Note This repository has been archived.
A Jupyter notebook with an example of solving regression and classification tasks using ML tools and algorithms (scikit-learn, XGBoost, LightGBM).
The objective was to learn how machine learning tools and algorithms work in practice. To do this, a dataset was selected as an example, in which the target (the age of abalone) it can be predicted using both regression and classification algorithms. The Jupyter notebook describes the following stages of work:
- exploring and visualizing the available data with the pandas package and the seaborn and matplotlib libraries;
- feature transformation and dimensionality reduction using the scikit-learn tools;
- searching for the best regression and classification models (scikit-learn, XGBoost, LightGBM) and configuring them with search by hyperparameters;
- evaluating the found best models on test data.

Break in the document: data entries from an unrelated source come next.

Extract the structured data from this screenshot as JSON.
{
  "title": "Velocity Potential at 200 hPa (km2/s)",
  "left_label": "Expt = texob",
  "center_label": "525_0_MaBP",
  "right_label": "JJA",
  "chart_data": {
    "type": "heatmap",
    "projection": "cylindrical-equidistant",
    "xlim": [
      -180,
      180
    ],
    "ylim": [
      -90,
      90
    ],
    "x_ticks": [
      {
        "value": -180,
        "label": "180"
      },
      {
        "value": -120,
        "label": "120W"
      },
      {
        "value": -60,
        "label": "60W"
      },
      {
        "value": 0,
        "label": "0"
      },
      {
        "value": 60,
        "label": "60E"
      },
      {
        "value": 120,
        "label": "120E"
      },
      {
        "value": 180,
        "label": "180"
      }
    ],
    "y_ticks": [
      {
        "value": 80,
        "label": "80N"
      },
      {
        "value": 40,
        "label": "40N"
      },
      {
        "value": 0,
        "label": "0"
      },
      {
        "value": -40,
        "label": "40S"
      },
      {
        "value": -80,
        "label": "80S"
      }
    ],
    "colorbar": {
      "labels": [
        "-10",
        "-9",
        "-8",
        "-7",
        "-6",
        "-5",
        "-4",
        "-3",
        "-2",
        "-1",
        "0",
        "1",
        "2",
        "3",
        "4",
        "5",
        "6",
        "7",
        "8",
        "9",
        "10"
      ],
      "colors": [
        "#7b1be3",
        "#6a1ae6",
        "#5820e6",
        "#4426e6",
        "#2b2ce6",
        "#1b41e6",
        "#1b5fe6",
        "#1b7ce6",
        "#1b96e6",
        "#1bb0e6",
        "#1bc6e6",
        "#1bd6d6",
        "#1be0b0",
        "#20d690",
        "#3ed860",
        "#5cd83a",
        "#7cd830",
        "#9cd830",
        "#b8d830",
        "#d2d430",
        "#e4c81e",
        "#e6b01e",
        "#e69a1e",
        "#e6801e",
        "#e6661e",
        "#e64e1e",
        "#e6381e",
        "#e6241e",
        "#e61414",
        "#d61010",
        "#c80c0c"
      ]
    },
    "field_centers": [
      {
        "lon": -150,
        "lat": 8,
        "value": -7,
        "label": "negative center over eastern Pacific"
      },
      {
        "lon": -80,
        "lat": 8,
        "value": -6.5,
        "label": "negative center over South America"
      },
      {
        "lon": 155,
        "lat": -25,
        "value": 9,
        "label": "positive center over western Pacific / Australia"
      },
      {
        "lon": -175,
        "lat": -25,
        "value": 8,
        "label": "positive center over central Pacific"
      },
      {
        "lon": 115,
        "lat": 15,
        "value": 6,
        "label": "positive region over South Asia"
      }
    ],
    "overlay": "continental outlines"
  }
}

The Jupyter notebook was created in a virtual environment configured with Miniconda on a local machine with Windows 10. To run it, also create a virtual environment, check for the packages listed below, and, if necessary, install the corresponding version of them.
python 3.8.5, conda 4.9.2, scikit-learn 0.24.1, xgboost 1.3.3, lightgbm 3.1.1, numpy 1.19.2, pandas 1.1.3, matplotlib 3.3.2, seaborn 0.11.0
Abalone Data Set licensed under a Creative Commons Attribution 4.0 International (CC BY 4.0) license. Source: Dua, D. and Graff, C. (2019). UCI Machine Learning Repository (web link) Irvine, CA: University of California, School of Information and Computer Science.